Mais je me tiens, pour un moment encore, à ce qui est incontesté. De même que j’ai cité seulement des fragments du procès-verbal authentique des interrogatoires, et des lettres de Dreyfus lui-même, je relève d’abord le jour de la dégradation ce qui a été public, ce qui a éclaté à tous les yeux.

Or, ce qui a frappé tous les spectateurs, ce qui a troublé beaucoup d’entre eux, ce qui a jeté en plus d’une conscience le germe du doute, c’est le cri d’innocence, que, dans son horrible supplice, poussait sans cesse le condamné.

Voici, entre bien des récits, tous semblables au fond, celui de l’Autorité, que Me Labori a lu devant la cour d’assises. Si long qu’il soit, je dois le citer en entier, car il faut que ces détails tragiques repassent devant nous. Pour que nous sentions bien toute la valeur du cri d’innocence que poussait le supplicié, il faut que nous sachions dans quelle tempête de haine et de mépris ce cri était jeté.

Le premier coup de neuf heures sonne à l’horloge de l’École.

Le général Darras lève son épée et jette le commandement, aussitôt répété sur le front de chaque compagnie :

― Portez armes !

Les troupes exécutent le mouvement.

Un silence absolu lui succède.

Les cœurs cessent de battre et tous les yeux se portent dans l’angle droit de la place où Dreyfus a été enfermé dans un petit bâtiment à terrasse.

Un petit groupe apparaît bientôt : c’est Alfred Dreyfus, encadré par quatre artilleurs, accompagné par un lieutenant de la garde républicaine, et le plus ancien sous-officier de l’escorte, qui approche.

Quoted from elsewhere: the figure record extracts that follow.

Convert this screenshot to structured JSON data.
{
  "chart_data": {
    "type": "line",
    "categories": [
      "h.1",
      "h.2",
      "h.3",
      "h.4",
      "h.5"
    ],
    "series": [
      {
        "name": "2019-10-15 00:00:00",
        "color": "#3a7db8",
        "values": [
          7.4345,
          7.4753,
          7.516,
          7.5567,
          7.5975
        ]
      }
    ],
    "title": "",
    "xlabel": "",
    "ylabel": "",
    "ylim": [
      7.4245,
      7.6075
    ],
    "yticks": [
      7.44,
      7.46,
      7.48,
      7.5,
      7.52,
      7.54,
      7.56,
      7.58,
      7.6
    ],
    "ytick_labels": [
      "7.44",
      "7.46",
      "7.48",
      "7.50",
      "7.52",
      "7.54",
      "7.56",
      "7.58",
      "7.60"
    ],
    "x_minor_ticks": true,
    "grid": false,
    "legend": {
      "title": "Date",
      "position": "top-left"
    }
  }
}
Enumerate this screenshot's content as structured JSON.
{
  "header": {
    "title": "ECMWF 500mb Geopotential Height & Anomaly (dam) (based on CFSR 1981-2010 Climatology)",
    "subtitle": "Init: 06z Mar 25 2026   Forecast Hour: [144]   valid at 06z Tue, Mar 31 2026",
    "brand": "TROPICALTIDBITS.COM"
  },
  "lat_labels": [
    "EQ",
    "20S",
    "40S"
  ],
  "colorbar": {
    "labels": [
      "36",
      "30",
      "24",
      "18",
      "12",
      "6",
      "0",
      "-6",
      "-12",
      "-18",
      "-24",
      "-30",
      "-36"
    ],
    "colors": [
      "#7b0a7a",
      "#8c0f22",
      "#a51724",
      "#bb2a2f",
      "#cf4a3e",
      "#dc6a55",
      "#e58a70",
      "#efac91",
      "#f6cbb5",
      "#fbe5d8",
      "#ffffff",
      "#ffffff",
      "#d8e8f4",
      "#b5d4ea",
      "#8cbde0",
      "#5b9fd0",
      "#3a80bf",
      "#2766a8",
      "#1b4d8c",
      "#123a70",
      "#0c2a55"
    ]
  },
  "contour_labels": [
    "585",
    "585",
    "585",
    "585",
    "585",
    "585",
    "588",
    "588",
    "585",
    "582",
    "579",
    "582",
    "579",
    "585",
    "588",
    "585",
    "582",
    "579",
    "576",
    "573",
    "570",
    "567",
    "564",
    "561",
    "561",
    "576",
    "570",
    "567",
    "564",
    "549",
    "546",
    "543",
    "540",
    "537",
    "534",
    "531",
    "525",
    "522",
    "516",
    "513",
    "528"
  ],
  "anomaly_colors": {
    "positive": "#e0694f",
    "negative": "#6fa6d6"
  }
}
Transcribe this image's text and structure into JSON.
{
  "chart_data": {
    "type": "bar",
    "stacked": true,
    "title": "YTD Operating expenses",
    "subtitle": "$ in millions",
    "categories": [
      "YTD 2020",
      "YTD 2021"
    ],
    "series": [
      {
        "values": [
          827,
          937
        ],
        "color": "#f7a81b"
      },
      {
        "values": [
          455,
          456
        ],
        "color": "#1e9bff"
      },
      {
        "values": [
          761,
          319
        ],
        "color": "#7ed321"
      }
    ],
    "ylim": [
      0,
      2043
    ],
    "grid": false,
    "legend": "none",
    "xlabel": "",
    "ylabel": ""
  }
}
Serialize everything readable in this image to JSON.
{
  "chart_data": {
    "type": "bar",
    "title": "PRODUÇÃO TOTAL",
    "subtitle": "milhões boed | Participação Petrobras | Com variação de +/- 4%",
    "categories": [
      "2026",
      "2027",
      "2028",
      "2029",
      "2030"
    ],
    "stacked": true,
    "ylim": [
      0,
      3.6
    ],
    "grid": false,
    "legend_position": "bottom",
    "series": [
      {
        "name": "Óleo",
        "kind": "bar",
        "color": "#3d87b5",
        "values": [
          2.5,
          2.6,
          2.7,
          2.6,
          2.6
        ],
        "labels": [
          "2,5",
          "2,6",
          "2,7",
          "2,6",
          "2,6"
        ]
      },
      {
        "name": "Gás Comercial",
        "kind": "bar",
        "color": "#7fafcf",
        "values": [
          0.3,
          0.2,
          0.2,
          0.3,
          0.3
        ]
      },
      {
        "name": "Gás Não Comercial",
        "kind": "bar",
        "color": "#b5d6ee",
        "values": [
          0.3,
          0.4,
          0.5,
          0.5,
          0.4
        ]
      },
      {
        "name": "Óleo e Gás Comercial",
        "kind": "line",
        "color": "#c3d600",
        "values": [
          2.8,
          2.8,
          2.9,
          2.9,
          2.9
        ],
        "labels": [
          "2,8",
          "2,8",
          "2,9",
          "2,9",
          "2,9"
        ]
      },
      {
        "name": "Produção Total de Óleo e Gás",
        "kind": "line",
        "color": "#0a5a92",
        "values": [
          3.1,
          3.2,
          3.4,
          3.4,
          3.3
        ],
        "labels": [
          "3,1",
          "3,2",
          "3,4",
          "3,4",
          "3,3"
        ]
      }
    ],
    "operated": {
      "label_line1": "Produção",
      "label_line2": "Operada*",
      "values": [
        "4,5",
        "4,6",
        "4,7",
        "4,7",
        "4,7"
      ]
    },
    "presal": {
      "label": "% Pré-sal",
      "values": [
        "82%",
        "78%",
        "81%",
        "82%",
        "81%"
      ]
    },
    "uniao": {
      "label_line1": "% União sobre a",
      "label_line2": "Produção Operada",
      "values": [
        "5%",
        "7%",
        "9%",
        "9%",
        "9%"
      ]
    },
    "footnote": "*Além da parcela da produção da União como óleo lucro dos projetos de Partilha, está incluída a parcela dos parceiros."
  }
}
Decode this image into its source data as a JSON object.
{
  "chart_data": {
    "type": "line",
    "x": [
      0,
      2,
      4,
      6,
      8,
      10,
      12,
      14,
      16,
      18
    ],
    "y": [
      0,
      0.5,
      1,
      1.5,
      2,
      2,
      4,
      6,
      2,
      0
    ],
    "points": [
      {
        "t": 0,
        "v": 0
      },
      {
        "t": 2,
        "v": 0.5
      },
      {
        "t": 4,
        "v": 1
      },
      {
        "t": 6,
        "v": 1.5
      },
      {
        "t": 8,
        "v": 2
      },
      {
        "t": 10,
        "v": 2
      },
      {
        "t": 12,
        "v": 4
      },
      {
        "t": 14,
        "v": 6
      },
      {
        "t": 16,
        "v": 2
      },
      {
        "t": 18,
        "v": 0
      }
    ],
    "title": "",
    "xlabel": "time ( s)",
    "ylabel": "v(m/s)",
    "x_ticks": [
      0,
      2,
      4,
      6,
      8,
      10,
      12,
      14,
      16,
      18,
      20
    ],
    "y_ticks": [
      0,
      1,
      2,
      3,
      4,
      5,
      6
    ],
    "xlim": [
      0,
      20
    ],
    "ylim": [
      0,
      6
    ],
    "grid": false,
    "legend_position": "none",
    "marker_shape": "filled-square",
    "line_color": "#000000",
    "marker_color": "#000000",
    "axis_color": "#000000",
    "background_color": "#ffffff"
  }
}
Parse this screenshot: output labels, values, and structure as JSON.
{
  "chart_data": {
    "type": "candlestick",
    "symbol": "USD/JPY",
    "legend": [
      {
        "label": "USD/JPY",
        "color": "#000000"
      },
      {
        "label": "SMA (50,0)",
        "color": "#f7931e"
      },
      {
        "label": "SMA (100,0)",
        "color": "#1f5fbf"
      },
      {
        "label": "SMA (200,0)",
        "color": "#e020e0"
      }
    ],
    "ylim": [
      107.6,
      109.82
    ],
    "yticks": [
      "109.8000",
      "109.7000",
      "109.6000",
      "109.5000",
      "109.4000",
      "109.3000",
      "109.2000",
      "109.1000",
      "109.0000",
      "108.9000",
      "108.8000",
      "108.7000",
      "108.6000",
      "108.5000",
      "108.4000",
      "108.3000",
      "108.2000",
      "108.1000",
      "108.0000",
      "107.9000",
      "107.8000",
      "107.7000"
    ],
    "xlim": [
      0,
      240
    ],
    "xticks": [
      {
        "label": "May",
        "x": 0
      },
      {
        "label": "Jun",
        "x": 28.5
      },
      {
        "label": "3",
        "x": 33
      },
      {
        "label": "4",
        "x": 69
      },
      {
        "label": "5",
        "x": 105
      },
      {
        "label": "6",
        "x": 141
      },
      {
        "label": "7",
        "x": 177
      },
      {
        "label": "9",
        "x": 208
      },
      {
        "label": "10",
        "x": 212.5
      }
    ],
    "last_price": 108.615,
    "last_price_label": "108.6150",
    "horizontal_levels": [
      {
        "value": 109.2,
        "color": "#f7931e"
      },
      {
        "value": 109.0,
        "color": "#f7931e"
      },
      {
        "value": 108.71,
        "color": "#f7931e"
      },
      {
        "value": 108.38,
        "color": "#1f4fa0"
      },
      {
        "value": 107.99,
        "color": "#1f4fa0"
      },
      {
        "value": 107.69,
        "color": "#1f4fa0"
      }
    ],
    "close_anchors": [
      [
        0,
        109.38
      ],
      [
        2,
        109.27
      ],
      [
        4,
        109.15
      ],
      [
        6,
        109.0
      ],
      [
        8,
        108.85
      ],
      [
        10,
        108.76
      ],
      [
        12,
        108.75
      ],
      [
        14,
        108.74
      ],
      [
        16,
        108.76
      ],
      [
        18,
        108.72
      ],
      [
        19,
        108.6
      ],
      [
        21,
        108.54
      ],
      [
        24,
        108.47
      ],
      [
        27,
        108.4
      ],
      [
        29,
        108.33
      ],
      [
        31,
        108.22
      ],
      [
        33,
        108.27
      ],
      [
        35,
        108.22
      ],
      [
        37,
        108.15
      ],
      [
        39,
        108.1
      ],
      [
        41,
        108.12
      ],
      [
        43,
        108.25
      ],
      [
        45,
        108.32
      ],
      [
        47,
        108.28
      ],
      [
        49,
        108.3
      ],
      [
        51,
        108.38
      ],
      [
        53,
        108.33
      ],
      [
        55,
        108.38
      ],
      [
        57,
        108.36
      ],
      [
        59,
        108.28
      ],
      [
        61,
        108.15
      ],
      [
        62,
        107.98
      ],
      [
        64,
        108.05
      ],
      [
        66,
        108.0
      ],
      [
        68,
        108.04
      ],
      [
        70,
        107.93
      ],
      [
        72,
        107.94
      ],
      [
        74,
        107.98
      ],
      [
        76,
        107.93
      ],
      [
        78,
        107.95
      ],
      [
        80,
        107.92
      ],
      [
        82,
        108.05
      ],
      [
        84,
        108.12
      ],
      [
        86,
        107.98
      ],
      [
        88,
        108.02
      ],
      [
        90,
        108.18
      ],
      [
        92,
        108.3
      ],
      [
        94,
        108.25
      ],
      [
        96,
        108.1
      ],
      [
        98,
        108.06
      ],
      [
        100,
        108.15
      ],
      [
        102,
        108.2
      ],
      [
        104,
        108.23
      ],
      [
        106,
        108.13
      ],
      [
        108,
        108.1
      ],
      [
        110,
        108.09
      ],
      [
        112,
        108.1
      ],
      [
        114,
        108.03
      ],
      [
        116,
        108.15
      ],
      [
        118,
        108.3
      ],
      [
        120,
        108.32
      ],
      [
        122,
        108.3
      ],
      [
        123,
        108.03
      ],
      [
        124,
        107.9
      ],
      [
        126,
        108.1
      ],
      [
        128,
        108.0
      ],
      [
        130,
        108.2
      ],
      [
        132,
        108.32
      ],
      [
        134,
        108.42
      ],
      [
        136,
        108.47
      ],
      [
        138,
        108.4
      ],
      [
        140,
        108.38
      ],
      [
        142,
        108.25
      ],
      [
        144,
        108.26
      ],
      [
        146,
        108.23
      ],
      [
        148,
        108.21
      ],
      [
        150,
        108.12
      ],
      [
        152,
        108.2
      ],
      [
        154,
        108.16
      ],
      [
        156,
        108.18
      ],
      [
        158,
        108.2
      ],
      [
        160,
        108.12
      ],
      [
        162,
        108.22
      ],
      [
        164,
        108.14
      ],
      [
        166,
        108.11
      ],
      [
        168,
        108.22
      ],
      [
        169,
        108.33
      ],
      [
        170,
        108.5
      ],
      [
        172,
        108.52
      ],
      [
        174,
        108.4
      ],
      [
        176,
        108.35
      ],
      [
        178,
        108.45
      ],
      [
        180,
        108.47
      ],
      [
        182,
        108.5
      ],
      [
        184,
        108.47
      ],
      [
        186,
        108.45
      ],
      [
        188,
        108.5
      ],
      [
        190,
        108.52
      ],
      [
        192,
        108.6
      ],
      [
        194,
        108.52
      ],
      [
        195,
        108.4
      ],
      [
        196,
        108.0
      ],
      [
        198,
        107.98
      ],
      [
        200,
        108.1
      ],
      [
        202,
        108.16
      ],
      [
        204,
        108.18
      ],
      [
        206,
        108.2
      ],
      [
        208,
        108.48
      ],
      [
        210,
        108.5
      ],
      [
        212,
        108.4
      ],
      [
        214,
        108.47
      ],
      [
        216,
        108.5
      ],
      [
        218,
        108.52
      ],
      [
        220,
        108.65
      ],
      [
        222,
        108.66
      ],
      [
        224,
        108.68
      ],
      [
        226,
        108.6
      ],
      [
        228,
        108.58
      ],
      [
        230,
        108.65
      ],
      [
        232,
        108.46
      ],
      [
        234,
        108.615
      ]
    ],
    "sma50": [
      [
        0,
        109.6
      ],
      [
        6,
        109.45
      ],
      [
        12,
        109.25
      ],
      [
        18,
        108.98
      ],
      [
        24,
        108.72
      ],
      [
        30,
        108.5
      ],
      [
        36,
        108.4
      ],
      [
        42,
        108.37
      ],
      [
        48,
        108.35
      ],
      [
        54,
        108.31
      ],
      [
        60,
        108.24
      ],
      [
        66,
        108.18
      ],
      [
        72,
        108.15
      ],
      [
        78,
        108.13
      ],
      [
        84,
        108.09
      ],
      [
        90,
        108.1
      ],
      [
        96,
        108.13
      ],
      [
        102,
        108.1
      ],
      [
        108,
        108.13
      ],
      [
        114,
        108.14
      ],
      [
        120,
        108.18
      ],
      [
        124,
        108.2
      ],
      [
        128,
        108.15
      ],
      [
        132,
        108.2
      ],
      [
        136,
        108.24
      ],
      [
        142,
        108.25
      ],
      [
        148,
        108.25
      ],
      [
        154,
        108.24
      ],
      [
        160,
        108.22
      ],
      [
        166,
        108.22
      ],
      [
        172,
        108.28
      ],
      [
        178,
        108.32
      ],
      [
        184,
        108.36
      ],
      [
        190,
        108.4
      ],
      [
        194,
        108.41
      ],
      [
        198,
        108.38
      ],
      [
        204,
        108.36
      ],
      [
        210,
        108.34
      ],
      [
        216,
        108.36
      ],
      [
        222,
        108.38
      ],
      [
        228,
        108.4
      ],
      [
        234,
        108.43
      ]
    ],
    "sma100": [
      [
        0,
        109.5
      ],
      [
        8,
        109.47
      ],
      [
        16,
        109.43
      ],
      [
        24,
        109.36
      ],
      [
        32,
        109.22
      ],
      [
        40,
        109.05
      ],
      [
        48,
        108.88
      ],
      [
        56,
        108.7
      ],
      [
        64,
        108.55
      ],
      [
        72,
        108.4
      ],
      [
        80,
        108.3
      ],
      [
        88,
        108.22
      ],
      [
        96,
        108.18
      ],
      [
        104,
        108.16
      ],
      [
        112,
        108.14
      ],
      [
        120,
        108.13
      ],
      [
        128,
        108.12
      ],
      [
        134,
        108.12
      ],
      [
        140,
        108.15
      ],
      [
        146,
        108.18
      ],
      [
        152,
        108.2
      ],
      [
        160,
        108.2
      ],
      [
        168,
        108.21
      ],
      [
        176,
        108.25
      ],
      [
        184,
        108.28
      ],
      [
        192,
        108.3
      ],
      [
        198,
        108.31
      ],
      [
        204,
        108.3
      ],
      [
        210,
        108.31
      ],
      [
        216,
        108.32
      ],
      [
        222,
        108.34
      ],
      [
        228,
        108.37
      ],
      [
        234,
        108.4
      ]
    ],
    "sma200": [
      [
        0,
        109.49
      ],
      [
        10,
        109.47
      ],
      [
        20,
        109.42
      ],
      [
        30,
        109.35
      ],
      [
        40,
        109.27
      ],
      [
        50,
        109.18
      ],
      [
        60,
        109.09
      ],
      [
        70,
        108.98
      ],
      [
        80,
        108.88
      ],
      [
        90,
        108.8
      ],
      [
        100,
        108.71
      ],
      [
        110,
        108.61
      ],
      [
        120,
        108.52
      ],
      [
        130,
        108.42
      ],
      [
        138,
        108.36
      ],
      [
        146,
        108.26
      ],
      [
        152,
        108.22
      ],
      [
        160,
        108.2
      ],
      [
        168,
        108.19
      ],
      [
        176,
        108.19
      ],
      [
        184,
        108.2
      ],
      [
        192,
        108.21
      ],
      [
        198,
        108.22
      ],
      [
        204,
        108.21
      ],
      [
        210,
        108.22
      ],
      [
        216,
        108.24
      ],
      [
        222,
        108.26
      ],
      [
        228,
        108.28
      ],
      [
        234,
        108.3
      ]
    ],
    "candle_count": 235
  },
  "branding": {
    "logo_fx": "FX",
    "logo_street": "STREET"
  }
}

Entre les dolmans sombres des artilleurs, on voit se détacher très net l’or des trois galons en trèfle, l’or des bandeaux du képi : l’épée brille et l’on distingue de loin la dragonne noire tenant à la poignée de l’épée.

Dreyfus marche d’un pas assuré.

― Regardez-donc comme il se tient droit, la canaille ! dit-on.